Thank you for your bold honesty. Your words refresh my souls as I have also been abused as a child and had an alcoholic for a dad. I am healing as we speak and everyday is a new experience for me to grow as a woman. You have a great way of expressing yourself. Thanks for sharing your gift.

Also my favorite book is also the sacred self by Wayne Dyer. He actually live ten minutes from my house:) universe is funny:)

Patricia Singleton said...

Julie, you are very welcome. After so many years of living the lies of incest, honest is the only way I want to live my life. Lies don't help anybody but the abusers of the world.

I do love Sacred Self by Wayne Dyer. I have read it twice. I grew each time that I read the book. Have a glorious life. I know that healing can make that possible. Thank you for visiting and leaving a comment.

Anonymous said...

Thank you for this post. Something I needed to read and be reminded of. The healing road is such a long one or at least it is for me and I feel stuck at the moment. I am trying to not give up and just hang in until something gives and things start to improve. Thank you for the encouragement.

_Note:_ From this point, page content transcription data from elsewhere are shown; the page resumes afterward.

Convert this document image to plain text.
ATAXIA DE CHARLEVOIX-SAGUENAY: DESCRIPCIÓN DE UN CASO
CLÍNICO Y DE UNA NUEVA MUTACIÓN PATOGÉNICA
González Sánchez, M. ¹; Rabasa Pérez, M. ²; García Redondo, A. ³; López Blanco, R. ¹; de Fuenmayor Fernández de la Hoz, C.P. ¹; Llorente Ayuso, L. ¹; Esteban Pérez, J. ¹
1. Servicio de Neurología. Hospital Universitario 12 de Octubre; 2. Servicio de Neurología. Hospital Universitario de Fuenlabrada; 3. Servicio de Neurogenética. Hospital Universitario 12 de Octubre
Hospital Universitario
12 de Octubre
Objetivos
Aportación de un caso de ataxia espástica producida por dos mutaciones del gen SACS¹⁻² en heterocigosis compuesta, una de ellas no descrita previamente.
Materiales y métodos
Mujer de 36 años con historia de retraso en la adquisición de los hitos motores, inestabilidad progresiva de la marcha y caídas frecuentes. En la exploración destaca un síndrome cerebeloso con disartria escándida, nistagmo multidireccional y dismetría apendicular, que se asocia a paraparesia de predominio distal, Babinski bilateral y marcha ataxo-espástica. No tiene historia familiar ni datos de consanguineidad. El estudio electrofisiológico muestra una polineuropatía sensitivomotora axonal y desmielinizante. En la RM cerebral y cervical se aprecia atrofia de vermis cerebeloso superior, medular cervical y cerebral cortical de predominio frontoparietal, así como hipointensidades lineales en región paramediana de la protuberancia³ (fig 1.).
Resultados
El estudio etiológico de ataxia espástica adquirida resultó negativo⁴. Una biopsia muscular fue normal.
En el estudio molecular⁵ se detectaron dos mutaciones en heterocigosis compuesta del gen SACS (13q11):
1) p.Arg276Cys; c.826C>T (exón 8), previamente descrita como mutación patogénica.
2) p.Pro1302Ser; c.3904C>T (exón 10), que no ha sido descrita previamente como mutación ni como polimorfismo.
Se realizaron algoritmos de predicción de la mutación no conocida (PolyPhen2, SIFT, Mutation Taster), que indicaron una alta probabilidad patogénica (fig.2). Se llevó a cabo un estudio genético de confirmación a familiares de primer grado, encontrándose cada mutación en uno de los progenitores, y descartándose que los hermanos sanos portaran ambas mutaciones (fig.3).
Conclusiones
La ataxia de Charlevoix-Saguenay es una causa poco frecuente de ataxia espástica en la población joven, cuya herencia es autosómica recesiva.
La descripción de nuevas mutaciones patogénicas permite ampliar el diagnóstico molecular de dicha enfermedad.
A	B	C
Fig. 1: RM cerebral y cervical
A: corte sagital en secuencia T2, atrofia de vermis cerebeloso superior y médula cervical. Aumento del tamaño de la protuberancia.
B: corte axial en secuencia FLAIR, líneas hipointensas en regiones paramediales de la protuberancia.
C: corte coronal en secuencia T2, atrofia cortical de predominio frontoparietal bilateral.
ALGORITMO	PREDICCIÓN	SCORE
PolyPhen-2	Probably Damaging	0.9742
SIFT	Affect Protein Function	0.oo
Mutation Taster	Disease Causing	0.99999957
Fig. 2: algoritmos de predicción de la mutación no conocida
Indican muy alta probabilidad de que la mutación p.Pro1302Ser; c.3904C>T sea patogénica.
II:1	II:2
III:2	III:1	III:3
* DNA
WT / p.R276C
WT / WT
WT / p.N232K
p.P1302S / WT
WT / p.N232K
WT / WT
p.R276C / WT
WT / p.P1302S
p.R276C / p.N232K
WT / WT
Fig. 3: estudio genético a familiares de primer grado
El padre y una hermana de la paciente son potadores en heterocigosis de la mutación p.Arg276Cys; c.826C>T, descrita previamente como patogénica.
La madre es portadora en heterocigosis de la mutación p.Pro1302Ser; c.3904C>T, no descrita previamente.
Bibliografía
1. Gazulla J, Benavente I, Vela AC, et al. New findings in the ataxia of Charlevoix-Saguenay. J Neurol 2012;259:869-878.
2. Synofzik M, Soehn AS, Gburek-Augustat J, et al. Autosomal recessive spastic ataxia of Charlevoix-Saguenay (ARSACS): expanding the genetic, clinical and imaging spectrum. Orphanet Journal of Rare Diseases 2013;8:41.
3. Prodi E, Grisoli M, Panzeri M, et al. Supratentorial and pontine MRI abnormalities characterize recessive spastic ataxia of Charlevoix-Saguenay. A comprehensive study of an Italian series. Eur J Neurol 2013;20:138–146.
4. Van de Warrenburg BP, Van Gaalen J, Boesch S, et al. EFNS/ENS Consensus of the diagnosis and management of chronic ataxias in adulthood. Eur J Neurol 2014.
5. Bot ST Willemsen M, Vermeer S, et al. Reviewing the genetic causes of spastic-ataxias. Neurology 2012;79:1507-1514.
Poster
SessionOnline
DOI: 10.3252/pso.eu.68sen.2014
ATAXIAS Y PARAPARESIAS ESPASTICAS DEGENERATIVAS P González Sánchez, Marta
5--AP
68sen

Patricia Singleton said...

Behind the Smile, you are very welcome. Glad my words could give you some comfort. Once the healing started I had so much grieving and so much anger to work my way through. I am glad that I don't carry either of those around on my shoulders any more. Have a great weekend.

Dana said...

You are so right about being careful who you share your story with. Some people are just not compassionate or understanding whatsoever and it can set you back if they condemn you for your feelings. I even had a counselor who just did not understand. She did do more harm than good for me. I am having to undo what she taught me. Geez!

Thank God the people who truly mattered (my mom and brother) were extremely understanding, but some others have not.

Thank you so much for your blog. It's really amazing.

Patricia Singleton said...

Dana, welcome to Spiritual Journey Of A Lightworker. You are very welcome.

It is important to me to provide resources for other survivors so that we all know we are not alone in this journey of healing. That is one of the reasons that I share my story of incest.

Not all counselors are trained to know how to work with survivors of childhood sexual abuse. Also if you can't trust that counselor then you won't share deep enough to do any real healing. Not all counselors are healthy either.

Many people become counselors because of a subsconscious desire to heal their own issues. That was why I became a foster parent. In working with the children, I hoped to heal myself. It was only after I quit being a foster parent that I realized that I had to heal myself first.